Littéralement, “bow me you”: I bow to you.

Le geste illustre la parole : je place mes mains jointes au niveau du coeur et j’incline la tête et/ou le haut du corps. Je peux aussi placer mes mains sur le front au point juste entre les 2 sourcils et les descendre près du coeur.

Namaste, c’est un profonde forme de gratitude et de respect.

En joignant la pensée au mouvement d’inclinaison yeux fermés, je ressens une paix profonde que je partage avec le professeur, l’ensemble du groupe pratiquant, mon entourage, le monde.

Un sentiment sincère de communion du coeur et de l’esprit.

Un sentiment d’amour, de paix et de partage.

Ensemble.

We are the same. We are One. We are.

“Il n’y a alors plus de séparation entre vous et vous, donc. Mais plus de séparation non plus entre vous et le monde, entre l’intérieur et l’extérieur, entre le je et le nous.”

André Compte-Sonville

SHAVASANA, kesako ?

La traduction de cette posture a de quoi faire frémir les occidentaux : le cadavre.

Come on, this is Halloween or what ?

Il s’agit là de s’étendre par terre, comme dans son lit diront les uns, comme sur son lit de mort diront les autres….dans un juste alignement, les épaules au sol, la colonne dans son axe, du sacrum aux cervicales, les pieds tournés vers l’extérieur, les paumes des mains vers le ciel, les lombaires dans leur courbure naturelle, les yeux se ferment…tout le corps est détendu, la gravité fait son travail. Très bien, no problem

Je respire, mais mes pensées s’entrechoquent. De la posture, elles partent vers ce qui m’attend après, ressassent un événement survenu avant, tout se mélange, mon esprit s’agite, rien n’est calme et reposé.

Je crois que ce qui a fait le déclic c’est cette petite phrase : “you’ll have to SURRENDER”…

Surrender : to give up possession or control of, completely or for a short time…

Déposer les armes, baisser les bras, se rendre, lâcher-prise.

En fait je le sens bien, mes paupières ne sont pas complètement closes, je perçois la lumière. Mes dents se touchent, mes lèvres sont serrées. Voici les signes : je ne me rends pas, je fais semblant. Je suis sur le qui-vive, je ne veux pas relâcher complètement… Que va-t-il arriver si je relâche tout ? Mon esprit va-t-il sortir de mon corps? Je vais disparaître ? Je dois abandonner cette enveloppe corporelle mais mon esprit est bien là, mon énergie aussi, just surrender physically. I close my eyes. Je relâche la machoire inférieure et une expiration par la bouche me permet cette décontraction, la tête s’incline légèrement vers l’arrière, last expir.

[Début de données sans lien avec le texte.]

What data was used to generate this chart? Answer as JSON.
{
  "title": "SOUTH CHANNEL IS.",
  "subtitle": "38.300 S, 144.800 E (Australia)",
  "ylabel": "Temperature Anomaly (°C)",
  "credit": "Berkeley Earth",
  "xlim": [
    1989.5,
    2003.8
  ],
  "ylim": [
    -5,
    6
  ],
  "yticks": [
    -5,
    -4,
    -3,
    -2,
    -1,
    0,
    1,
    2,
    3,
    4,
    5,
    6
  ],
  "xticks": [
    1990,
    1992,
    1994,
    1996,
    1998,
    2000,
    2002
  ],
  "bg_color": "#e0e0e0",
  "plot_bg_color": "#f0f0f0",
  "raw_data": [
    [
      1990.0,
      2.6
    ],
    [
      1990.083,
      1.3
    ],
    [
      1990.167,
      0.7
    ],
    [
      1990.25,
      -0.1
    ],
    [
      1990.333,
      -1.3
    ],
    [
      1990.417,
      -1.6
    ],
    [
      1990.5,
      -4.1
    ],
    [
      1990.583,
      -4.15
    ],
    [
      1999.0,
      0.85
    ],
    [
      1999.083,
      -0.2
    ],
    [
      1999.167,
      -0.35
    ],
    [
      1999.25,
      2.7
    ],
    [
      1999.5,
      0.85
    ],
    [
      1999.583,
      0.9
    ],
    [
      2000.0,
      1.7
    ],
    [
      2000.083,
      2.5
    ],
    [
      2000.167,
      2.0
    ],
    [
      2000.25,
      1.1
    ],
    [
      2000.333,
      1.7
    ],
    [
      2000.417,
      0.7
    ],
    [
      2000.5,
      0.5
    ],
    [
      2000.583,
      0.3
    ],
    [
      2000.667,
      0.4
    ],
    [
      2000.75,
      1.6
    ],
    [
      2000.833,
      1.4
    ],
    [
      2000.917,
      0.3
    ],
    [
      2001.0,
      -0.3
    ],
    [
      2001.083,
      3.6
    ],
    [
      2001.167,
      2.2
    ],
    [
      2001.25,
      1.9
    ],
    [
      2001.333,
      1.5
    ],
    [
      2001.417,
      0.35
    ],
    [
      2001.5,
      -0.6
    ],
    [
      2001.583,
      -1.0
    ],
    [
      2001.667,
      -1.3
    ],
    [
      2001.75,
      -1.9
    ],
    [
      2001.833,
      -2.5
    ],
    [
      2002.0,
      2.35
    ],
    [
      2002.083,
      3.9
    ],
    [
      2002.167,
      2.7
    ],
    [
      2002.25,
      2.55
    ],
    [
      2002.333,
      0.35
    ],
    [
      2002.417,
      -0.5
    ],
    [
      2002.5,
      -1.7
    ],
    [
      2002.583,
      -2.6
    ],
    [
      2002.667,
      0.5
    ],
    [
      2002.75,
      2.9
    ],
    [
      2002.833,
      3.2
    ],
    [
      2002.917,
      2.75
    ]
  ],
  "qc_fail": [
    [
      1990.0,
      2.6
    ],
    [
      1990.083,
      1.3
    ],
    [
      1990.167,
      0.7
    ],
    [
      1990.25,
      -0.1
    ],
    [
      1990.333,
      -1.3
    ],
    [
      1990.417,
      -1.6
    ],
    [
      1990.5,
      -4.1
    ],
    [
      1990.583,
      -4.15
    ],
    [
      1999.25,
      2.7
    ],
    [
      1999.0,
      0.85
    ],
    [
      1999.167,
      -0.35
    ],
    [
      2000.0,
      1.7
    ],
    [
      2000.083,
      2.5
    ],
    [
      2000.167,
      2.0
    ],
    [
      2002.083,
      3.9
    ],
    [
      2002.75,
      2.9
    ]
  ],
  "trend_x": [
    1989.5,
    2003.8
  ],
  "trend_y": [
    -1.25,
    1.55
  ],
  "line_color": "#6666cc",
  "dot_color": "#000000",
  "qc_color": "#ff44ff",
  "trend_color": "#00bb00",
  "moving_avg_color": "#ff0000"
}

Le yoga m’apprend à abandonner tout ce qui n’est pas moi.

Je lâche véritablement prise, je m’abandonne physiquement, mais mon état de conscience reste éveillé, je ressens tout ce qui est en moi, ce qui m’entoure, la lumière, les bruits, le murmure du vent…

Bien-être. Bien être. Etre bien.

OM

Mais qu’est-ce que c’est que ce son ? Qu’est ce que veut dire ce truc OM (prononcez A U M)?

Est-ce une prière envers un Dieu ? Est-ce d’origine indienne, hindoue, bouddhiste ?

…mais si ce n’était qu’un son en fait, tout simplement ?

L’ouverture de la bouche, l’air qui sort par la trachée, poussé : un son est émis. Mon souffle détermine sa longueur, son ampleur…Il résonne en moi, de la gorge jusqu’à la tête puis dans tout le corps. Je visualise ses vibrations.

Si si, littéralement, physiquement, mes yeux clos voient dans l’ombre des cercles plus clairs, qui progressent vers l’extérieur, comme une onde. Plusieurs cercles qui vibrent avec mes battements de coeur. Je vois le son.

L’expérience est unique.

Ainsi le OM, syllable sanskrite, est le son original, primordial, à partir duquel l’univers se serait structuré.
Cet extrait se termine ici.